Por: Beatriz Viteri Naranjo
En el sistema educativo los docentes han sido históricamente considerados actores fundamentales en el proceso de formación y transformación social; sin embargo, en las últimas décadas, ha emergido un fenómeno preocupante que suele permanecer invisibilizado o minimizado, la violencia ejercida por estudiantes hacia sus propios maestros. Esta problemática no solo afecta la integridad física y emocional de los educadores, sino que pone en evidencia una grave incomprensión social e institucional hacia su situación.
Cuando se habla de violencia en el entorno escolar, generalmente se enfoca en la violencia entre estudiantes o hacia ellos por parte de adultos; pero, pocas veces se reconoce que los docentes también pueden ser víctimas de agresiones verbales, físicas, psicológicas e incluso digitales por parte de los propios estudiantes.

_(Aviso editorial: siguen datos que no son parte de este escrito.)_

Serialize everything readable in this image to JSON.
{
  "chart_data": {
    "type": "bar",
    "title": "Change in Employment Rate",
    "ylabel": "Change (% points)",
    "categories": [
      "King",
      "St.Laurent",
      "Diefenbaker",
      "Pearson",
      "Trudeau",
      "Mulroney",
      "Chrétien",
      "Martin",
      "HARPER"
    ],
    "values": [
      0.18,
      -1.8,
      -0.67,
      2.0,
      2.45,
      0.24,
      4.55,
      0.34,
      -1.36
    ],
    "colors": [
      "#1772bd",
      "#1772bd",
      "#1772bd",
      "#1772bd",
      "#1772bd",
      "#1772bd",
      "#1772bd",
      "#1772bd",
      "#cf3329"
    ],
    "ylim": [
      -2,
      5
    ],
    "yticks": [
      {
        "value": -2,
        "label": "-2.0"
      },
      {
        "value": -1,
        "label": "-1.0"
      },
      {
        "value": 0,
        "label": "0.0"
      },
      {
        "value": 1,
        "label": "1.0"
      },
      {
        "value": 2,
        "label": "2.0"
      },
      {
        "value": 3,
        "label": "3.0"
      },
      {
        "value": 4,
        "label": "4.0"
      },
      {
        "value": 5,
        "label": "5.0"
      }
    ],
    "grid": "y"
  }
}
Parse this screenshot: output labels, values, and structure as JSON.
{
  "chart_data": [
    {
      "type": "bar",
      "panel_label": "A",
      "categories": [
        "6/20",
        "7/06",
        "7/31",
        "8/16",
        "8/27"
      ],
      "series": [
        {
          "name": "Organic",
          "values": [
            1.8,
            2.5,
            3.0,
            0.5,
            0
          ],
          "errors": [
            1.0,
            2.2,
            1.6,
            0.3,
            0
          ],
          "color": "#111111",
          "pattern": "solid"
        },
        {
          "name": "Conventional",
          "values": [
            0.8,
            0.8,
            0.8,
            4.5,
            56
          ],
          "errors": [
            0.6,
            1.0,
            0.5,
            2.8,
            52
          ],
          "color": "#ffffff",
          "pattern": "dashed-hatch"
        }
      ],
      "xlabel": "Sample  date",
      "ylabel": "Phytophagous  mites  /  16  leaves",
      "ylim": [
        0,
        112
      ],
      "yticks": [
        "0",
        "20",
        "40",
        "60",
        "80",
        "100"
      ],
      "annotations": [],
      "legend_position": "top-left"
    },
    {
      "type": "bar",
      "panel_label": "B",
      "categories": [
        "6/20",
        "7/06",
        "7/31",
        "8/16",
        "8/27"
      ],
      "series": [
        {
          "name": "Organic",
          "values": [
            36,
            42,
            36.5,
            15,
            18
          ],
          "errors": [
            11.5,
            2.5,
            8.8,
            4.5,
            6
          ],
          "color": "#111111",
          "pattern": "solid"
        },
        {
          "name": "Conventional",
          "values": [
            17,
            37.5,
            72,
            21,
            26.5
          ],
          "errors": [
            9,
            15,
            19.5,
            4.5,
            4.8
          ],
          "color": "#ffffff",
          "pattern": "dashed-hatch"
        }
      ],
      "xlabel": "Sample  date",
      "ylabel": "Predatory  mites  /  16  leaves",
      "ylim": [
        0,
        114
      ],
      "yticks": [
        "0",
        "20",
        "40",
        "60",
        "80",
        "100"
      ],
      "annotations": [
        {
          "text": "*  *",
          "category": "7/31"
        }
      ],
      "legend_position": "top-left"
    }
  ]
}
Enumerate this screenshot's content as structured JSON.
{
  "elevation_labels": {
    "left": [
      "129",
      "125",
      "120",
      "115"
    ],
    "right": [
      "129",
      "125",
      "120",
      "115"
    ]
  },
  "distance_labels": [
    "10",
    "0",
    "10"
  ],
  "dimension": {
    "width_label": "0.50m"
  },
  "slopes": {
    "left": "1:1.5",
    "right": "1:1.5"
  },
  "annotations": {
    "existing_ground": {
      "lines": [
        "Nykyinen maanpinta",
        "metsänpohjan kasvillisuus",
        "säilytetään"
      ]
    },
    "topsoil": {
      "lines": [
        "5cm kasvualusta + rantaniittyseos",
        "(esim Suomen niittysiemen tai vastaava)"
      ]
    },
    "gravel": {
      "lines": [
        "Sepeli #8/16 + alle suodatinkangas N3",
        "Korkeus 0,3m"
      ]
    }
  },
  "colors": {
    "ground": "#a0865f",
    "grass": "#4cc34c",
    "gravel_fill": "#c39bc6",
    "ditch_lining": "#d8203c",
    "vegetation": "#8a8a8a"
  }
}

Este tipo de violencia se ve agravado por la falta de empatía que muchas veces rodea al educador afectado; la sociedad tiende a juzgar con rapidez, generalmente culpando al docente por “no saber manejar al grupo” o “no tener vocación”, ignorando todo lo que esos profesionales enfrentan en el día a día.
Los establecimientos educativos deben ser espacios democráticos de ejercicio de los derechos humanos y promotores de la cultura de paz, transformadores de la realidad, transmisores y creadores de conocimiento, promotores de la interculturalidad, la equidad, la inclusión, la democracia, la ciudadanía, la convivencia social, la participación e integración social.
A pesar de la existencia de un marco jurídico protector de derechos, la realidad que viven muchos docentes en Ecuador es muy diferente; cuando se presentan casos de violencia, el procedimiento para denunciar puede resultar engorroso, lento y emocionalmente desgastante.
De otra parte, existe una percepción generalizada de que el estudiante debe ser protegido a toda costa, lo cual, si bien es un principio legítimo, ha llevado en algunos casos a una sobreprotección que deslegitima la autoridad del maestro. Esta situación puede generar un ambiente donde los docentes se sientan abandonados y desprovistos de herramientas efectivas para garantizar su seguridad y dignidad.
La violencia estudiantil contra los docentes no solo deja marcas físicas o administrativas, sino también heridas emocionales profundas; el miedo, la ansiedad, la depresión y el estrés crónico son comunes en docentes que han sido víctimas de agresión. Además, se afecta la autoestima profesional y la vocación, aspectos esenciales en una labor tan humana como la docencia.
Sin duda, el primer paso hacia una solución es reconocer que la violencia estudiantil hacia los docentes existe y que tiene consecuencias graves; generar conciencia para promover el respeto hacia el educador, sensibilizando a estudiantes y padres de familia sobre la importancia de mantener relaciones armónicas y basadas en el respeto mutuo.
Los padres de familia tienen un rol fundamental en la formación y el comportamiento de sus hijos, y su involucramiento en los procesos de convivencia escolar debe ser constante y activo; porque, proteger al maestro no es solo un acto de justicia, sino una inversión en el futuro de la educación y, por ende, del país.
La violencia en las aulas debe ser enfrentada con firmeza y sensibilidad, garantizando ambientes, donde tanto estudiantes como docentes, puedan convivir en armonía, respeto y mutuo crecimiento.